E non vanno dimenticati coloro che perpetuano la tradizione dell’eccentricità britannica, magari aggiornandola alla modalità lisergica. Sono gli XTC (English Settlement – 1882) e Robyn Hitchcock (Black Snake Diamond Role – 1981).

C’è persino chi ha successo

Un discorso del tutto a parte va fatto per i New Order, che nascono con il dark (sono i Joy Division meno Ian Curtis) e dal dark fuggono inventandosi un suono dance che molto influenzerà il decennio successivo (Power, Corruption And Lies – 1983). Meriterebbero più spazio quantomeno per questa novità sonica, tuttavia i loro dischi, almeno a parere di chi scrive, non sono mai stati memorabili.

Colori di un affresco britannico

Dunque l’affresco che illustra la Gran Bretagna anni ’80 è ampio, bello, emozionante e vario. Tuttavia ha colori più cupi rispetto a quello statunitense tratteggiato nella puntata precedente. C’è un senso di autoisolamento che pare una reazione rispetto alla commercialità elettronico-ballabile della musica da classifica. Ma anche all’arroganza del liberismo di Margaret Thatcher (era un po’ che non la nominavamo). E c’è anche l’irruzione violenta dell’AIDS che uccide un’idea di libertà sessuale totale e  uccide artisti di talento come il regista Derek Jarman.

Il video in cui i Coil interpretano Tainted Love (una hit poco tempo prima per i Soft Cell)  con Marc Almond ‘angelo della morte’, rende bene l’idea dell’angoscia onnicomprensiva legata a una malattia dalla crudeltà tanto mirata.   Per la prima volta dai tempi dei Beatles si registra una perdita di fiducia nella propria capacità di cambiare il mondo con il rock. O, almeno, di veder cambiare il mondo grazie anche al rock.

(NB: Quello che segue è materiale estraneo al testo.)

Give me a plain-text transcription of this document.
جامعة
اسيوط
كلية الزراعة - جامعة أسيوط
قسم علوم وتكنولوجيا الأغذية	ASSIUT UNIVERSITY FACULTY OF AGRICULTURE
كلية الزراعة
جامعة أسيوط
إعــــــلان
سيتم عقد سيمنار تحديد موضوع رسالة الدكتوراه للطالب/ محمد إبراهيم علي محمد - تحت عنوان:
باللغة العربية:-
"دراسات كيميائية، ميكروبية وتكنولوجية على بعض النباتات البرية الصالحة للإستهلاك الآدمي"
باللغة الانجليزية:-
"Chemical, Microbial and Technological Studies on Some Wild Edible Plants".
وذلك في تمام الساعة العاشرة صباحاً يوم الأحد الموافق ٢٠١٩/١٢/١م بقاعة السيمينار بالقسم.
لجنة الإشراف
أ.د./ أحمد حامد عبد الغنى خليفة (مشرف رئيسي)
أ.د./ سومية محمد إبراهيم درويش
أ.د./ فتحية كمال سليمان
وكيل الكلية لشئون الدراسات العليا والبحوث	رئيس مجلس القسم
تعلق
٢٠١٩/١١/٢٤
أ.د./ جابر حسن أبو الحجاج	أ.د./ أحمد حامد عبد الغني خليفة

E’ l’inizio di quel ridimensionamento di prospettive che porterà alla musica da cameretta destinata a dominare una certa scena indie a partire dagli anni ’90.

https://youtu.be/UtkGjoRrc9ohttp://

 

1) Uncut 214, marzo 2015 pp. 33-34.

2) Uncut 214, marzo 2015 p. 34.

3) Sarà solo una congiura di palazzo interna al Partito Conservatore a farla uscire di scena come primo ministro nel 1990. La vicenda è impeccabilmente narrata nel romanzo La Famiglia Winshaw di Jonathan Coe. 

4) Stephen Duffy si è sempre mosso fra alt-rock e mainstream. Nel 2005 scriverà e coprodurrà un album di enorme successo quale Intensive Care di Robbie Williams. 

5) Il bassista degli Housemartins Norman Cook diventerà negli anni ’90 un famoso guru della dance con il nome di Fatboy Slim.